Kompasiana adalah platform blog. Konten ini menjadi tanggung jawab bloger dan tidak mewakili pandangan redaksi Kompas.

Sosbud. Sumber ilustrasi: KOMPAS.com/Pesona Indonesia

RABU ABU, PUASA, DAN PANTANG, MENGERTI APA YANG AKU IMANI (SERIAL PENGETAHUAN SABDA)
Dalam gereja Kristen tradisi/ritus barat (termasuk Gereja Katolik Roma dan Protestanisme), Rabu Abu adalah hari pertama masa Pra-Paskah dalam liturgi tahunan gerejawi. Hari ini ditentukan jatuh pada hari Rabu, 40 hari sebelum hari Paskah tanpa menghitung hari-hari Minggu, atau 44 hari (termasuk hari Minggu) sebelum hari Jumat Agung. 

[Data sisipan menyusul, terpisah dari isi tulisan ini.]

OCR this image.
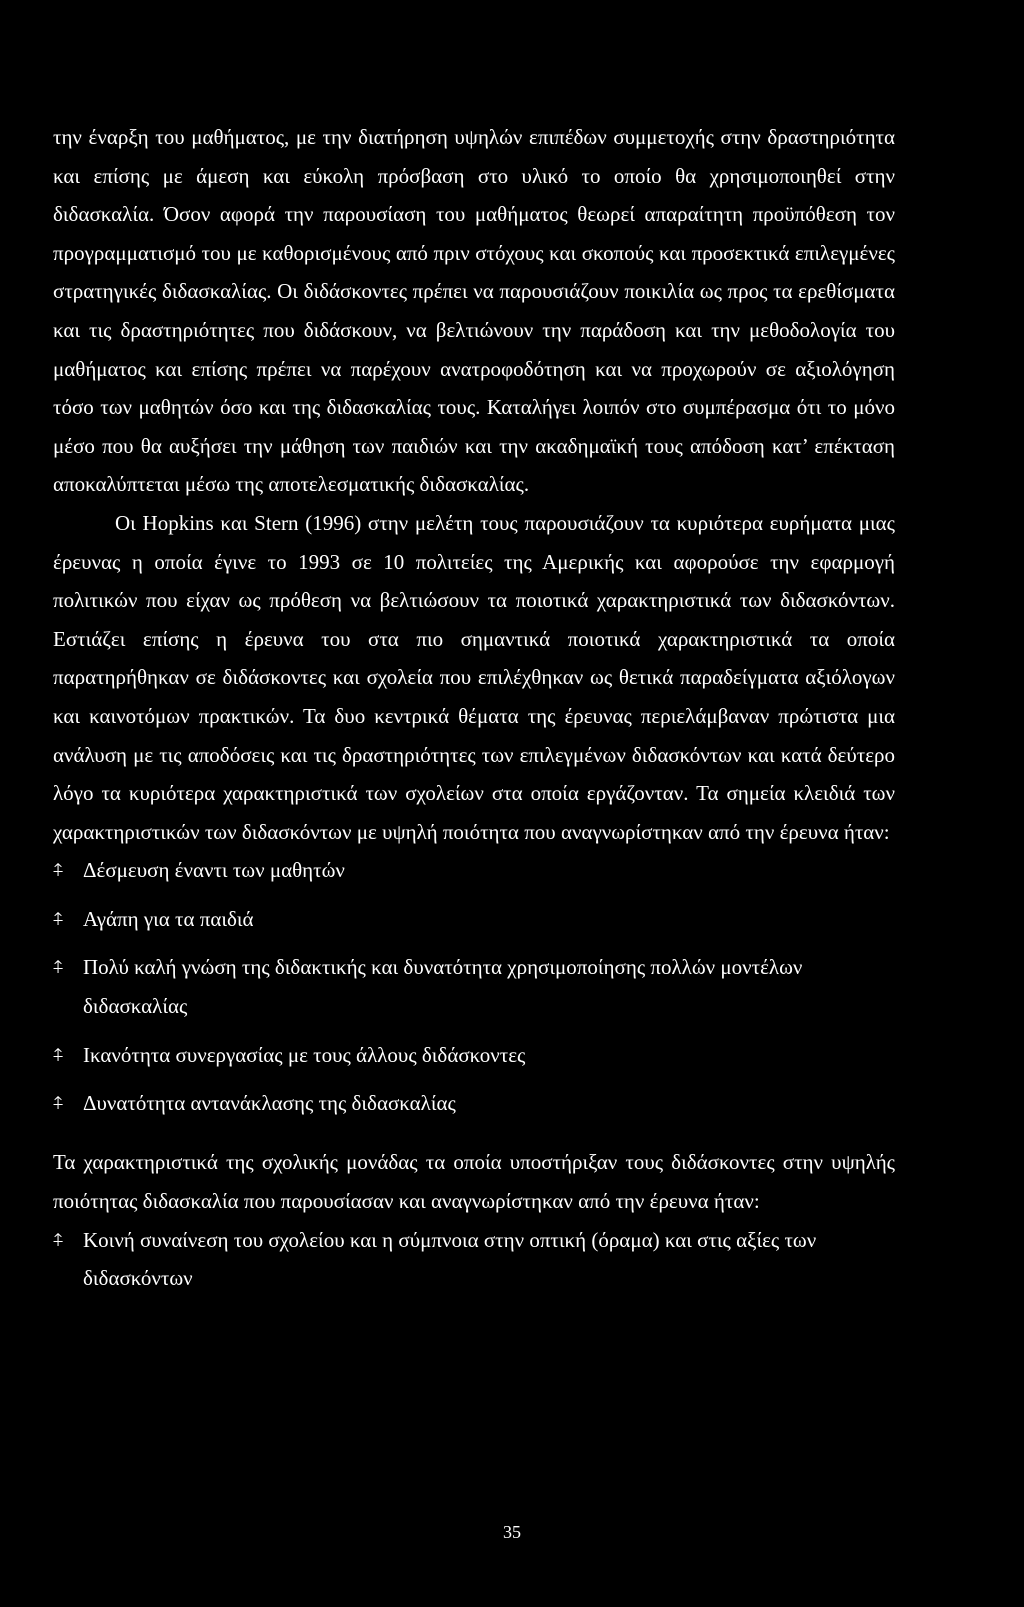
την έναρξη του μαθήματος, με την διατήρηση υψηλών επιπέδων συμμετοχής στην δραστηριότητα και επίσης με άμεση και εύκολη πρόσβαση στο υλικό το οποίο θα χρησιμοποιηθεί στην διδασκαλία. Όσον αφορά την παρουσίαση του μαθήματος θεωρεί απαραίτητη προϋπόθεση τον προγραμματισμό του με καθορισμένους από πριν στόχους και σκοπούς και προσεκτικά επιλεγμένες στρατηγικές διδασκαλίας. Οι διδάσκοντες πρέπει να παρουσιάζουν ποικιλία ως προς τα ερεθίσματα και τις δραστηριότητες που διδάσκουν, να βελτιώνουν την παράδοση και την μεθοδολογία του μαθήματος και επίσης πρέπει να παρέχουν ανατροφοδότηση και να προχωρούν σε αξιολόγηση τόσο των μαθητών όσο και της διδασκαλίας τους. Καταλήγει λοιπόν στο συμπέρασμα ότι το μόνο μέσο που θα αυξήσει την μάθηση των παιδιών και την ακαδημαϊκή τους απόδοση κατ’ επέκταση αποκαλύπτεται μέσω της αποτελεσματικής διδασκαλίας.

Οι Hopkins και Stern (1996) στην μελέτη τους παρουσιάζουν τα κυριότερα ευρήματα μιας έρευνας η οποία έγινε το 1993 σε 10 πολιτείες της Αμερικής και αφορούσε την εφαρμογή πολιτικών που είχαν ως πρόθεση να βελτιώσουν τα ποιοτικά χαρακτηριστικά των διδασκόντων. Εστιάζει επίσης η έρευνα του στα πιο σημαντικά ποιοτικά χαρακτηριστικά τα οποία παρατηρήθηκαν σε διδάσκοντες και σχολεία που επιλέχθηκαν ως θετικά παραδείγματα αξιόλογων και καινοτόμων πρακτικών. Τα δυο κεντρικά θέματα της έρευνας περιελάμβαναν πρώτιστα μια ανάλυση με τις αποδόσεις και τις δραστηριότητες των επιλεγμένων διδασκόντων και κατά δεύτερο λόγο τα κυριότερα χαρακτηριστικά των σχολείων στα οποία εργάζονταν. Τα σημεία κλειδιά των χαρακτηριστικών των διδασκόντων με υψηλή ποιότητα που αναγνωρίστηκαν από την έρευνα ήταν:

⍏ Δέσμευση έναντι των μαθητών
⍏ Αγάπη για τα παιδιά
⍏ Πολύ καλή γνώση της διδακτικής και δυνατότητα χρησιμοποίησης πολλών μοντέλων διδασκαλίας
⍏ Ικανότητα συνεργασίας με τους άλλους διδάσκοντες
⍏ Δυνατότητα αντανάκλασης της διδασκαλίας

Τα χαρακτηριστικά της σχολικής μονάδας τα οποία υποστήριξαν τους διδάσκοντες στην υψηλής ποιότητας διδασκαλία που παρουσίασαν και αναγνωρίστηκαν από την έρευνα ήταν:

⍏ Κοινή συναίνεση του σχολείου και η σύμπνοια στην οπτική (όραμα) και στις αξίες των διδασκόντων
35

Pada hari itu umat yang datang ke Gereja dahinya diberi tanda salib dari abu sebagai simbol upacara ini. Simbol ini mengingatkan umat akan ritual Israel kuno di mana seseorang menabur abu di atas kepalanya atau di seluruh tubuhnya sebagai tanda kesedihan, penyesalan dan pertobatan (misalnya seperti dalam Kitab Ester, yaitu Ester 4:1, 3). Dalam Mazmur 102:10 penyesalan juga digambarkan dengan "memakan abu":

"Sebab aku makan abu seperti roti, dan mencampur minumanku dengan tangisan."

Biasanya pemberian tanda tersebut disertai dengan ucapan, "Bertobatlah dan percayalah pada Injil." Seringkali pada hari ini bacaan di Gereja diambil dari Alkitab bagian kitab 2 Samuel 11-12, perihal raja Daud yang berzinah dan bertobat. Banyak orang Kristiani  menganggap hari Rabu Abu sebagai hari untuk mengingat kefanaan seseorang. Pada hari ini umat Kristiani  berusia 18--59 tahun diwajibkan berpuasa, dengan batasan makan kenyang paling banyak satu kali, dan berpantang. 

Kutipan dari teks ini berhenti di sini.